When we could no longer detect a pulse or a breath, and her eyes were relaxed and half-shuttered, I still couldn't believe that she was gone...she was still so warm...and stayed that way, right up to when the hospice nurse and the funeral folks arrived. I couldn't quit cupping her shoulder, holding her hand, or kissing her forehead. When the hospice nurse confirmed our findings, It didn't seem possible that she was leaving us. When her form was covered and her head lolled, as she was placed on the gurney, I knew that we had reached this odd finish line, together...this was what she had wanted, for a long while...to be out of pain and at peace, at last. I may have been breaking apart someplace inside, but I also knew that this was that final gift she'd so badly needed. To think about anything else for the moment seemed wrong. So, I didn't; there would be time, later, to grieve. And, I did. I grieved very, very hard. We had been such good friends...not just mother and daughter.

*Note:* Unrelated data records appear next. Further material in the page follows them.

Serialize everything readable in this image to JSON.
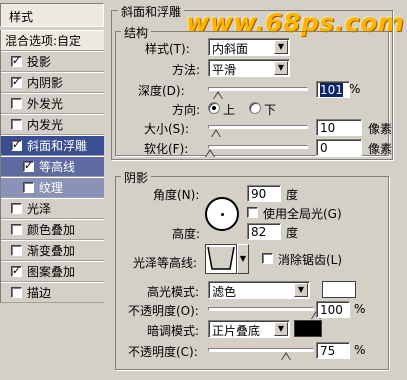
{
  "watermark": "www.68ps.com",
  "sidebar": {
    "header": "样式",
    "items": [
      {
        "label": "混合选项:自定",
        "checkbox": false,
        "checked": false,
        "state": "blend"
      },
      {
        "label": "投影",
        "checkbox": true,
        "checked": true
      },
      {
        "label": "内阴影",
        "checkbox": true,
        "checked": true
      },
      {
        "label": "外发光",
        "checkbox": true,
        "checked": false
      },
      {
        "label": "内发光",
        "checkbox": true,
        "checked": false
      },
      {
        "label": "斜面和浮雕",
        "checkbox": true,
        "checked": true,
        "state": "selected"
      },
      {
        "label": "等高线",
        "checkbox": true,
        "checked": true,
        "state": "sub-active"
      },
      {
        "label": "纹理",
        "checkbox": true,
        "checked": false,
        "state": "sub"
      },
      {
        "label": "光泽",
        "checkbox": true,
        "checked": false
      },
      {
        "label": "颜色叠加",
        "checkbox": true,
        "checked": false
      },
      {
        "label": "渐变叠加",
        "checkbox": true,
        "checked": false
      },
      {
        "label": "图案叠加",
        "checkbox": true,
        "checked": true
      },
      {
        "label": "描边",
        "checkbox": true,
        "checked": false
      }
    ]
  },
  "bevel": {
    "title": "斜面和浮雕",
    "structure_title": "结构",
    "style_label": "样式(T):",
    "style_value": "内斜面",
    "method_label": "方法:",
    "method_value": "平滑",
    "depth_label": "深度(D):",
    "depth_value": "101",
    "depth_unit": "%",
    "depth_level": 10,
    "direction_label": "方向:",
    "dir_up": "上",
    "dir_down": "下",
    "size_label": "大小(S):",
    "size_value": "10",
    "size_unit": "像素",
    "size_level": 4,
    "soften_label": "软化(F):",
    "soften_value": "0",
    "soften_unit": "像素",
    "soften_level": 0
  },
  "shading": {
    "title": "阴影",
    "angle_label": "角度(N):",
    "angle_value": "90",
    "angle_unit": "度",
    "global_light_label": "使用全局光(G)",
    "altitude_label": "高度:",
    "altitude_value": "82",
    "altitude_unit": "度",
    "gloss_label": "光泽等高线:",
    "antialias_label": "消除锯齿(L)",
    "highlight_mode_label": "高光模式:",
    "highlight_mode_value": "滤色",
    "highlight_color": "#ffffff",
    "opacity1_label": "不透明度(O):",
    "opacity1_value": "100",
    "opacity1_unit": "%",
    "opacity1_level": 100,
    "shadow_mode_label": "暗调模式:",
    "shadow_mode_value": "正片叠底",
    "shadow_color": "#000000",
    "opacity2_label": "不透明度(C):",
    "opacity2_value": "75",
    "opacity2_unit": "%",
    "opacity2_level": 75
  }
}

The loss never goes away, but you do get used to living with it...you could be sorting correspondence, books, plants in the garden, clothes, pictures--suddenly, even in a warm memory, you get shot through with a fresh arrow of loss...the wound re-opens, and you start grieving, afresh...it's almost like loss of breath, for me...my consolation is that she wanted to leave her pain behind...and, she did. And, I helped her with that. The crying stops, you take some breaths and then keep going. Is someone going to have to go through this, too, because I am gone? God, I truly hope not--but, if they have to, I want them to know that I appreciate them prepping me for that journey...that's about all that you can do...nothing is ever ours to keep, except love and the memories of its warmth...I truly do believe that does go with you, when you part that curtain...
You did everything right and well....and you have a great heart, because you stayed and because you cared. This is a huge sea of humanity to suddenly find yourself alone in; my compensation is that someone got to depart from it, to find another place, more free and bright, than this one. You gave that gift, as well. If no one has thanked you for it, then I will: thank you for doing the right thing, out of love. You are a blessing!
I'm sorry it took so long to get back to you. That was a beautiful story,alot of what you felt I did to. So much caring and love. I know if I were passing my mom would never of left me alone. Sounds like yours wouldn't either. It was sad and wonderful at the same time. Thank you for sharing your story with me. I pray there are others out there that would do the same.